『わがひとに与ふる哀歌
太陽は美しく輝き
あるひは 太陽の美しく輝くことを希ひ
手をかたくくみあはせ
しづかに私たちは歩いて行つた
かく誘ふものの何であらうとも
私たちの
誘はるる清らかさを私は信ずる
無縁のひとはたとへ
鳥々は
草木の囁きは時をわかたずとするとも
いま私たちは聴く
私たちの意志の姿勢で
それらの無辺な広大の讚歌を
あゝ わがひと
輝くこの日光の中に忍びこんでゐる
音なき空虚を
歴然と見わくる目の発明の
何にならう如かない
切に希はれた太陽をして
殆ど死した湖の一面に遍照さするのに』
『鶯(一老人の詩)
(私の魂)といふことは言へない
その証拠を私は君に語らう
――幼かつた遠い昔 私の友が
或る深い山の
私は稀にその家を訪うた
すると 彼は山懐に向つて
奇妙に鋭い口笛を吹き鳴らし
きつと一羽の鶯を誘つた
そして忘れ難いその美しい鳴き声で
私をもてなすのが常であつた
然し まもなく彼は医学枚に入るために
山の家は見捨てられた
それからずつと――半世紀もの後に
私共は半白の人になつて
今は町医者の彼の診療所で
再会した
私はなほも覚えてゐた
あの鶯のことを彼に問うた
彼は微笑しながら
特別にはそれを思ひ出せないと答へた
それは多分
遠く消え去つた彼の幼時が
もつと多くの七面鳥や 蛇や 雀や
地虫や いろんな種類の家畜や
数へ切れない植物・気候のなかに
過ぎたからであつた
そしてあの鶯もまた
他のすべてと同じ程度に
多分 彼の日日であつたのだらう
しかも(私の魂)は記憶する
そして私さへ信じない一篇の詩が
私の唇にのぼつて来る
私はそれを君の老年のために
書きとめた』
伊東静雄『わがひとに与ふる哀歌』より
美しく、かつ、一癖ある詩集。

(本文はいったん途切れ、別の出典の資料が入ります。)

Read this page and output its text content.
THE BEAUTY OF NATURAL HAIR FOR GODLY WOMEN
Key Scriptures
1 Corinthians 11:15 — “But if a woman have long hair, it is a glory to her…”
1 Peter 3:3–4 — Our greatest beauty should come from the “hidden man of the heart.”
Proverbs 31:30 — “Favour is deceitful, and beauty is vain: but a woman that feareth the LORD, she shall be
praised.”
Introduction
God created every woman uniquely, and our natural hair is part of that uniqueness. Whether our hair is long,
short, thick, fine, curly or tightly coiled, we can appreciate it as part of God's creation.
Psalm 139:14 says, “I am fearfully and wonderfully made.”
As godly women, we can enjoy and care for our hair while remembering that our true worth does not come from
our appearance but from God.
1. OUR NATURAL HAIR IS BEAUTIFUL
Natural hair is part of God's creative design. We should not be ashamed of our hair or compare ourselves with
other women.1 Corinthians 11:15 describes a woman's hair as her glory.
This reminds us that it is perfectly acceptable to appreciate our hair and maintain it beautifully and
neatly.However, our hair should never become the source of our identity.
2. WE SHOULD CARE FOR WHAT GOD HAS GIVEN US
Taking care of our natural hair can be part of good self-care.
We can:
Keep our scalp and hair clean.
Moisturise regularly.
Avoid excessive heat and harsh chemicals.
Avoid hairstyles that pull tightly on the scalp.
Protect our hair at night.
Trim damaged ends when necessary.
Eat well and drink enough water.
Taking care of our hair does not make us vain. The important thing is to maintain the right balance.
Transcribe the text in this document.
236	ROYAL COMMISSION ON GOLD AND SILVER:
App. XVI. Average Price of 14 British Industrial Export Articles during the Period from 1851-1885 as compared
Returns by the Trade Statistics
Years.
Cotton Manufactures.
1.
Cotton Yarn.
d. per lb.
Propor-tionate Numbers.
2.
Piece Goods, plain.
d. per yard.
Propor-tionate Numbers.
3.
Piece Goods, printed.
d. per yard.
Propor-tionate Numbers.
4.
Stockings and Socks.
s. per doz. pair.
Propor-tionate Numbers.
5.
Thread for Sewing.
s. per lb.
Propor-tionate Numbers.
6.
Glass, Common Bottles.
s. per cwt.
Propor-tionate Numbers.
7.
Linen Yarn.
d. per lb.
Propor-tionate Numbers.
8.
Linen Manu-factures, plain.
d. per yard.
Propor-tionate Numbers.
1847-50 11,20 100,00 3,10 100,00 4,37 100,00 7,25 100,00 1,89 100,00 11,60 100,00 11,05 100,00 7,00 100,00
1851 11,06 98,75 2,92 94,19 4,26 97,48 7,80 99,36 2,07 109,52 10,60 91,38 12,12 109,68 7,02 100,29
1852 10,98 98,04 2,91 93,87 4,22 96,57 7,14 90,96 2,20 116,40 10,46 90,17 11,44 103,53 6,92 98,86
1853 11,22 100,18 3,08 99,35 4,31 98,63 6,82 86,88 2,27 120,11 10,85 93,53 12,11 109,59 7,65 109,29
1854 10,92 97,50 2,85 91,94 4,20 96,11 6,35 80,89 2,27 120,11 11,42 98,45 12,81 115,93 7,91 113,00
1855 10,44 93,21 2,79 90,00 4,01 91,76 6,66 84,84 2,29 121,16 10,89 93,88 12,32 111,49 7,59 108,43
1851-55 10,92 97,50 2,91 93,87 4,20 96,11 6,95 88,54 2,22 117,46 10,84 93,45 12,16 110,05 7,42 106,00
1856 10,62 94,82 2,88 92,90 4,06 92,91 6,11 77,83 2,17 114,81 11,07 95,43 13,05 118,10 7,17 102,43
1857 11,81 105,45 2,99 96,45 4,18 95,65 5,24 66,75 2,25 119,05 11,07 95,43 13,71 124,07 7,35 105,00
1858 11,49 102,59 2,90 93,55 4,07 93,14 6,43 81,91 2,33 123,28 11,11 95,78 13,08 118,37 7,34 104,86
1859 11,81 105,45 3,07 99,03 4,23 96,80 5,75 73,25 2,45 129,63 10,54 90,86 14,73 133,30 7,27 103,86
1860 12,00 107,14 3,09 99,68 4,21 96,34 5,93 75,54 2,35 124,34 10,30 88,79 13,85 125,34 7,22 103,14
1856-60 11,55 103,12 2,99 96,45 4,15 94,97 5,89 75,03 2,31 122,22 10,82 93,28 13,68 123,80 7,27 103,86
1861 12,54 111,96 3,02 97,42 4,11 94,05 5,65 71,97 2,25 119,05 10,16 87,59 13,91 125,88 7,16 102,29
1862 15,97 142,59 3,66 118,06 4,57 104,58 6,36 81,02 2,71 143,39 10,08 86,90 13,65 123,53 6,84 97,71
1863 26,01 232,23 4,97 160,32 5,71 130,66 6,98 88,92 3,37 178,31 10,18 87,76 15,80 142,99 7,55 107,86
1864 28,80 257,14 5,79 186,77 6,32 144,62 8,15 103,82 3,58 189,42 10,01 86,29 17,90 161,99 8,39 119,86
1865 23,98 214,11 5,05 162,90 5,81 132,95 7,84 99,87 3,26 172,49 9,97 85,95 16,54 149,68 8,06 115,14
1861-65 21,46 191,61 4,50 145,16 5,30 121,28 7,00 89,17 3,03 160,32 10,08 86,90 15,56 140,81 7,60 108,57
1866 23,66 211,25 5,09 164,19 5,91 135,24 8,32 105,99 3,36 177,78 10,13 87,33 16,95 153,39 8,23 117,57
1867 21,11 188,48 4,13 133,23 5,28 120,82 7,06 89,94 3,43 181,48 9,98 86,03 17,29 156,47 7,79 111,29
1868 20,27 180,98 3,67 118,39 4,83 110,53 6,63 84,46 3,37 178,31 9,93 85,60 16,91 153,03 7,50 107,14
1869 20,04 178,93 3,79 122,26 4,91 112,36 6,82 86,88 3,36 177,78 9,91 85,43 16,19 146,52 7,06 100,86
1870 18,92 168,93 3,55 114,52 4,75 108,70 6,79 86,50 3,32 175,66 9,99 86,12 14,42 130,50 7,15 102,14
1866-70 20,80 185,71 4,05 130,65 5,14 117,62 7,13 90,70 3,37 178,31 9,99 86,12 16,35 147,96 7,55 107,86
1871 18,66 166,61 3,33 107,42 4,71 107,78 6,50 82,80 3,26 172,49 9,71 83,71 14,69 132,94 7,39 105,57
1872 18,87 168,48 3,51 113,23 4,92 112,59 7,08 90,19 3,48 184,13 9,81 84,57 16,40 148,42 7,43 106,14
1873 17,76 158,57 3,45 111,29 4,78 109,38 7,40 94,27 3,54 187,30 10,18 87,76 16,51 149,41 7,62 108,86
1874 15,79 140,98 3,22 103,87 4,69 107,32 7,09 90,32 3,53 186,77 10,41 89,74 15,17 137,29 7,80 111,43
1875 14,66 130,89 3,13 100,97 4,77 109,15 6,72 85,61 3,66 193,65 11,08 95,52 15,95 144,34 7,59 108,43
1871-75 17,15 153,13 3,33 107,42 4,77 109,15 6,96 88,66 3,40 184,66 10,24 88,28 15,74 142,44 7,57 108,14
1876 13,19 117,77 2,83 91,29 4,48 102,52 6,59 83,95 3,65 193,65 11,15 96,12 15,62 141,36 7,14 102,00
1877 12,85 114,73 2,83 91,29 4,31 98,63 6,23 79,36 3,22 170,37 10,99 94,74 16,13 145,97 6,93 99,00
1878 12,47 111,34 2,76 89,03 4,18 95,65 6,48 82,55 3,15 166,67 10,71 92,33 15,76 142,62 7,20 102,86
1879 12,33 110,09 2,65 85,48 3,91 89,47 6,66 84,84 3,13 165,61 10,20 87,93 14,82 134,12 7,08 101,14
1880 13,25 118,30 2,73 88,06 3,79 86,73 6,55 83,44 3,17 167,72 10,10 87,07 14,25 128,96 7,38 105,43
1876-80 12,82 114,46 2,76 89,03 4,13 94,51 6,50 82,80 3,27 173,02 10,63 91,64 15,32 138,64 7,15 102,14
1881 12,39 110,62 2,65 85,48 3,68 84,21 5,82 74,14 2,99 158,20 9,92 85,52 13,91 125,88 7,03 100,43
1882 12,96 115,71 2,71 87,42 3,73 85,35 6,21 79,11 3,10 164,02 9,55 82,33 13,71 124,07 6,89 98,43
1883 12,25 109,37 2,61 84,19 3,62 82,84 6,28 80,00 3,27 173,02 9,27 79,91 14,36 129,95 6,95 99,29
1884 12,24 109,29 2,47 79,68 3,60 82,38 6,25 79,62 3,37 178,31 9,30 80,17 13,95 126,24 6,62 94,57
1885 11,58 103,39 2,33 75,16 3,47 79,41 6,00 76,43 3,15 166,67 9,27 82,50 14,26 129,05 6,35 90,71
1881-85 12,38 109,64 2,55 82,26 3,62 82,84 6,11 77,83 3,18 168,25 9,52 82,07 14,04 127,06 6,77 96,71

抑圧された心の発露……と言えば良いのか、「強ひられる」「この上なく自由にされた気になつて」などの言葉から日頃の鬱屈と詩作による解放を感じます。ほとんどの詩が恐らく底にあるものをさらけて終るのが印象的でした。詩に登場するきらきらしたものを、斜めに影が射すような(皮肉や自嘲やそういった)視線で見ている。そんな気がしました。
今回作ったのは有明海苔の吸い物としゃっぱ真薯、青林檎と桜の和え物、有明海苔の佃煮、うぐいす菜を添えて。
『有明海の思ひ出』に登場する「しやつぱ」とは何だろうと思って調べたら、しやつぱ→しゃっぱ→シャコでした。